Published in the July issue of Iron City Ink

BIRMINGHAM — Blues legend B.B. King, soul-based band (and Birmingham natives) St. Paul and the Broken Bones and a few ballerinas are meeting up on Third Avenue North downtown. Their convergence will come in the form of a several-stories-high mural painted across the Whitmire Building in the heart of Birmingham’s historic theater district.  

The mural is no coincidence. It’s meant to act as a statement — a loud, colorful proclamation symbolizing Birmingham coming back into focus. Blank Space Mural Project, a local grassroots movement whose mission is to reclaim public spaces with street art, is the artistic force behind the larger-than-life painting. 

This is the second mural spearheaded by the Mural Project. The first installment is only a stone’s throw away on 19th Street North between Third and Fourth avenues. It depicts — in a pop art style reminiscent of Andy Warhol — Birmingham’s calling card: the Vulcan statue.

Meghan McCollum, project manager for the Blank Space Mural Project, said large-scale street art has greater power than just visual stimulation. It tells a story. 

“This art is representative of the redevelopment of Birmingham,” said McCollum, who hails from Atlanta but found inspiration in the Magic City while writing her undergrad thesis on Sloss Furnaces and its role in transforming the local landscape. “Street art formed as a way for people to reclaim a space and mark their territory — saying I belong here. These are my streets.” 

The Blank Space Mural Project only recently began beautifying Birmingham by bringing life to formerly vacant building sides. Kyle Kruse, who owns both properties where the completed Vulcan mural and soon-to-be mural exist, spearheaded the project alongside Stephanie Guckenberger. McCollum said Kruse had the vision for the project long before paint hit the walls. 

“It was just kind of serendipitous how it all came about, and the three of us decided to make it happen,” she said. “It was really slow at first, but then we started putting dates on the project and putting numbers on it, and it started happening.” 

One of the Mural Project’s goals is to serve as a cultural bridge in Birmingham — closing the gap between the past and the present, and catalyzing a vibrant, colorful future for Birmingham and beyond. 

With downtown recently experiencing its own renaissance, McCollum acknowledged the growing gentrification trend. Through making art accessible to anyone, she said she hopes to create a more inclusive environment. 

“Street art doesn’t exclude anyone. It’s made to reach people who normally wouldn’t go into a gallery or an art shop,” she said. “It’s made to engage a larger audience — and that, to me, is the most exciting part about this project.” 

The mural on Third Avenue North will boast several layers of symbolism. Its colors, which will be similar to its neighboring mural, are inspired by the basic broadcast test signal — a seven-point gray scale ranging from white to black, green and aqua, all the way to true blue and magenta. Musician silhouettes will be the forefront of the color scheme, signifying — like a radio coming into focus — Birmingham becoming clear again. 

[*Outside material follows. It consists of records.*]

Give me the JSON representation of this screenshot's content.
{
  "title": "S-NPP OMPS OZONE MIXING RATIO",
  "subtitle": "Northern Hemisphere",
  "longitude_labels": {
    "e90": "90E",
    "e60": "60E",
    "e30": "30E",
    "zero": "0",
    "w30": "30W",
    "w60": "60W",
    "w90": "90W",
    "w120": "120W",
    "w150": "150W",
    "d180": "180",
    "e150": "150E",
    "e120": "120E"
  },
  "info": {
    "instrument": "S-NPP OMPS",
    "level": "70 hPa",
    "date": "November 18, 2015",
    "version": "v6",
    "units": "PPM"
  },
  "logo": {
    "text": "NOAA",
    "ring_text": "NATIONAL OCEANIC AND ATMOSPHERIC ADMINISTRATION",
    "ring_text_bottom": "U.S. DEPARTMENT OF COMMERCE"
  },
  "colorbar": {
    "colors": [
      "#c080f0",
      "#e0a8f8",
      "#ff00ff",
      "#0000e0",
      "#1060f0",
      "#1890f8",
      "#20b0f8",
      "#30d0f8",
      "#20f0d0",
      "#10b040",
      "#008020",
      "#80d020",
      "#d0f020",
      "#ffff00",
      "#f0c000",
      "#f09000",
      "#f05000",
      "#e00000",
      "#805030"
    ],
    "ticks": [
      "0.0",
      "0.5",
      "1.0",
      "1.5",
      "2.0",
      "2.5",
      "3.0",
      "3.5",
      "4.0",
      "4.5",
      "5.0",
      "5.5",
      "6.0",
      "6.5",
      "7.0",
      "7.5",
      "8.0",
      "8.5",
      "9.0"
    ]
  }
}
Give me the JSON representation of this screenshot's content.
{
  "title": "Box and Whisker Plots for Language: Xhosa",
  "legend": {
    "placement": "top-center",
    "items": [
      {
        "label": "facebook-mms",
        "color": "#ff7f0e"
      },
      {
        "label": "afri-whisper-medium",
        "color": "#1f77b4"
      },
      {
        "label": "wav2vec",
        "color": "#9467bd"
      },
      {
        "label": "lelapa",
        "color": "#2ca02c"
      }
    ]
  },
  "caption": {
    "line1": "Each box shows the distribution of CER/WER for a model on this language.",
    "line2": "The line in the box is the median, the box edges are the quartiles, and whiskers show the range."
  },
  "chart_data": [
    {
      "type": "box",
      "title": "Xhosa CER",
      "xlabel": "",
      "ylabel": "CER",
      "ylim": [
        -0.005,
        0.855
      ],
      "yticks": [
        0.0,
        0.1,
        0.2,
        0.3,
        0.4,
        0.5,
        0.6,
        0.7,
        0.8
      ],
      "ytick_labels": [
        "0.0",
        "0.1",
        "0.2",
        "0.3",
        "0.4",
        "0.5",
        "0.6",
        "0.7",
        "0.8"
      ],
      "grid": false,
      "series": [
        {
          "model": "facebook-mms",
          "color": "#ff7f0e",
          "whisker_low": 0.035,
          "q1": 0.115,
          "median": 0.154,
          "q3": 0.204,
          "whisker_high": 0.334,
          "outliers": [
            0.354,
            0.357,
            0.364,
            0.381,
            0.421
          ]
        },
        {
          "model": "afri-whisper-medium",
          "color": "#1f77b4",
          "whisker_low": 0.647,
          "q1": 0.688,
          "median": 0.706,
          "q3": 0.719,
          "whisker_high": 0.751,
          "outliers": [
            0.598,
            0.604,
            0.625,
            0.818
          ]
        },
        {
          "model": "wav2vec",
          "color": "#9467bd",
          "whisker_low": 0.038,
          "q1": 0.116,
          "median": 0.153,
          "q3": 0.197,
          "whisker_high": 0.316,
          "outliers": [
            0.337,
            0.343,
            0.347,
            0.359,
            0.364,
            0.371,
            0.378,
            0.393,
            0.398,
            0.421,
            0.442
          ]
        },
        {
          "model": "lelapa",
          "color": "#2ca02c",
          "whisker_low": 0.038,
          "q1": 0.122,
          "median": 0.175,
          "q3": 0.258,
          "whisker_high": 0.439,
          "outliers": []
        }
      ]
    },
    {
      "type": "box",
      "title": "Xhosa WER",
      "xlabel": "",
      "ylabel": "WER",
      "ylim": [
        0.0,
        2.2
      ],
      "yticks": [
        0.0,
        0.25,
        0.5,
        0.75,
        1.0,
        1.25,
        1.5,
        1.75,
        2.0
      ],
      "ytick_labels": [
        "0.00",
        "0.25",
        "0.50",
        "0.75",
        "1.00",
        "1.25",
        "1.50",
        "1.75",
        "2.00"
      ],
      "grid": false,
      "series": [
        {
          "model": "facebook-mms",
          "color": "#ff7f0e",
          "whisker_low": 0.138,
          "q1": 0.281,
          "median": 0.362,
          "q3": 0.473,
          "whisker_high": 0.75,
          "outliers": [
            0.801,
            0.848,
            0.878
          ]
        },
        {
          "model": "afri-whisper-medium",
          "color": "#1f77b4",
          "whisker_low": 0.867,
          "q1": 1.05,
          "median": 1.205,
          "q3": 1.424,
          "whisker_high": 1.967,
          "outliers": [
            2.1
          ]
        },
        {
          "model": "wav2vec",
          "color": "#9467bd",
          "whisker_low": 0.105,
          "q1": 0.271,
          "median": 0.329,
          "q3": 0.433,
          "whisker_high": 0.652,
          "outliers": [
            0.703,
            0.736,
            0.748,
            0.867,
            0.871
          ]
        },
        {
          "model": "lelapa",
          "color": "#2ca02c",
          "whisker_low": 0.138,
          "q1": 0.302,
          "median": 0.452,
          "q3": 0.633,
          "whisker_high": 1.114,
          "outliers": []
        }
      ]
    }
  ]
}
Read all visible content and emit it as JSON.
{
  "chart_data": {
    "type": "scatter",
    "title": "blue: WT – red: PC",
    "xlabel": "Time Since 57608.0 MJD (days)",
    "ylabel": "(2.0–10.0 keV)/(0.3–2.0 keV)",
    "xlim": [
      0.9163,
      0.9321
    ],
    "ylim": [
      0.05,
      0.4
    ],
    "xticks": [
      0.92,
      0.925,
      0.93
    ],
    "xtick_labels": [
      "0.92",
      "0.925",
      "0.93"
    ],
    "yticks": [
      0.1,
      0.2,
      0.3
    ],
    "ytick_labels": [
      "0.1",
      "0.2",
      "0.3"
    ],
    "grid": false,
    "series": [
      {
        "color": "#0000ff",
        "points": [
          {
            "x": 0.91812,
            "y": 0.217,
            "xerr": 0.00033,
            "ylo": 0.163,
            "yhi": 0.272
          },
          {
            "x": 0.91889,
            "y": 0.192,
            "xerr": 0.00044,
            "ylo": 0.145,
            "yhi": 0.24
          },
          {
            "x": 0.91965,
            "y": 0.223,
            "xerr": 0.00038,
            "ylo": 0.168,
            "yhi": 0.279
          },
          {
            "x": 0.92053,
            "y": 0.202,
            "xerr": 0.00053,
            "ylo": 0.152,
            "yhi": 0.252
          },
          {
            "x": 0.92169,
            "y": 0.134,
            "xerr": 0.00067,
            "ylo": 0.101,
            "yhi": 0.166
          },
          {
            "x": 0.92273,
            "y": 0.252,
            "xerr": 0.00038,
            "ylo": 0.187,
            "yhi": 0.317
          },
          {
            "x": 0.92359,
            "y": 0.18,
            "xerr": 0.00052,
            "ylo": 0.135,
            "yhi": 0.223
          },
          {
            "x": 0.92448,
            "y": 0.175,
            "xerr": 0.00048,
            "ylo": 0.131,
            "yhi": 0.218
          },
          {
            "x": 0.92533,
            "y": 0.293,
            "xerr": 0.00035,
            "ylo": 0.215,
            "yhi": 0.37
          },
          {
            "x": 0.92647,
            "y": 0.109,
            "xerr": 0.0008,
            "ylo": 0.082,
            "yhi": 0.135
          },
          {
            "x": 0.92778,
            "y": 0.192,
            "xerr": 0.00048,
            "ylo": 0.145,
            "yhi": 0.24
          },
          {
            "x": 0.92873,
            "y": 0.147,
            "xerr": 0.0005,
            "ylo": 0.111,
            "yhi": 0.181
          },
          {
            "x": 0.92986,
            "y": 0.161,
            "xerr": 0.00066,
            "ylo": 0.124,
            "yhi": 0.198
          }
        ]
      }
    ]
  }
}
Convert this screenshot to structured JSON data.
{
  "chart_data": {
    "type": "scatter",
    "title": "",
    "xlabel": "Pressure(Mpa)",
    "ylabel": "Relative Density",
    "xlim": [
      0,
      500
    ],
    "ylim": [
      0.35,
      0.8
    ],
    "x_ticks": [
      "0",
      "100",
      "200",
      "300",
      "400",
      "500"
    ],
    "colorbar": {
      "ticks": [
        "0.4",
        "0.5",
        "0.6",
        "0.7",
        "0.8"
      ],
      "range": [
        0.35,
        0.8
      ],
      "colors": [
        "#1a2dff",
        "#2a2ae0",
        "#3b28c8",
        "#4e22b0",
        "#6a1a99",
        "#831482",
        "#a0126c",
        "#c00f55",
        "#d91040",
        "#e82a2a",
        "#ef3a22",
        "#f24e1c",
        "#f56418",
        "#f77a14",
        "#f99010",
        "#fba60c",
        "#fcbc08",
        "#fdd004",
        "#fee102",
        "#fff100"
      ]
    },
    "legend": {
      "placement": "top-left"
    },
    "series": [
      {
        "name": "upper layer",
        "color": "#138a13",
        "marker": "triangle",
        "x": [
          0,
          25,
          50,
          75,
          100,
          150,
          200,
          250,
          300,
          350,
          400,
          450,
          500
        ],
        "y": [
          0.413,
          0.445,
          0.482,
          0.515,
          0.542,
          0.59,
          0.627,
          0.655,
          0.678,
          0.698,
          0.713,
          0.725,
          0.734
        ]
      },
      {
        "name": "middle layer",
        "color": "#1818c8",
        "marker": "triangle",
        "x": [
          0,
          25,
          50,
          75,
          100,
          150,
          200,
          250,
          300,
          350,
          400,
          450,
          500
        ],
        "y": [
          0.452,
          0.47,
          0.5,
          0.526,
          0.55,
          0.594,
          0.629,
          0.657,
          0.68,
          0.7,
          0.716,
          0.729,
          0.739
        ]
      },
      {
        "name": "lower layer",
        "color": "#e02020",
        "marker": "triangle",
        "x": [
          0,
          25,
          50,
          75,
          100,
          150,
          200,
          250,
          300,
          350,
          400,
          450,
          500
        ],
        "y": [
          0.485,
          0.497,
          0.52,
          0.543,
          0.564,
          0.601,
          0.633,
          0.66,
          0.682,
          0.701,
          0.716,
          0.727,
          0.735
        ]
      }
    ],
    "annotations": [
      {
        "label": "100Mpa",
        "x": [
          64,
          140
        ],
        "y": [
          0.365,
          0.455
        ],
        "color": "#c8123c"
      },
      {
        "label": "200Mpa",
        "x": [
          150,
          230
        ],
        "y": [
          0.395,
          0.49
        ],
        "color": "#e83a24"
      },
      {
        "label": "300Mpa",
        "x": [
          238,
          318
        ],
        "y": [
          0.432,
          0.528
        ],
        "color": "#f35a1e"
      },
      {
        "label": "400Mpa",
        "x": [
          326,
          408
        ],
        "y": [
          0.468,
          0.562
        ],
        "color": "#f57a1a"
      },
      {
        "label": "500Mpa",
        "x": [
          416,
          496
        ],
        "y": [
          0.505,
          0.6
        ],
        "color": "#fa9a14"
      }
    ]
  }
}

“It’s like a broadcast on TV where you turn it on and at first it’s kind of fuzzy, but then the color comes out,” McCollum said. “That’s what we’re trying to symbolize with these projects.” 

After witnessing the success of the Vulcan mural (the painting has already received Instagram fame with the hashtag #vulcanmuralproject), McCollum said the possibilities for this next mural are endless. 

“The amount of street art in the world is insane,” she said. “You’ll see these iconic pieces of art in New York and London — and it just speaks to the area. It kind of becomes advertising for the city.” 

The benefits of street art, McCollum continued, are enormous. 

“If you can create a space where someone is going to say, ‘What do you think this artwork means?’ Who knows what possibilities can come out of that,” she said. 

By starting a conversation about what it means to live in Birmingham — or what it means to simply walk the city’s downtown — Blank Space Mural Project aims to be a positive spark in a city that already has a creative fire burning beneath it. 

“We want people from Ensley to come and enjoy this. We want people from Avondale and Woodlawn to feel welcome in this piece,” McCollum said. “It may seem rather ambitious for a big painting in a parking lot, but I think it’s important to inspire people to be better and do better. That’s really what it’s all about.”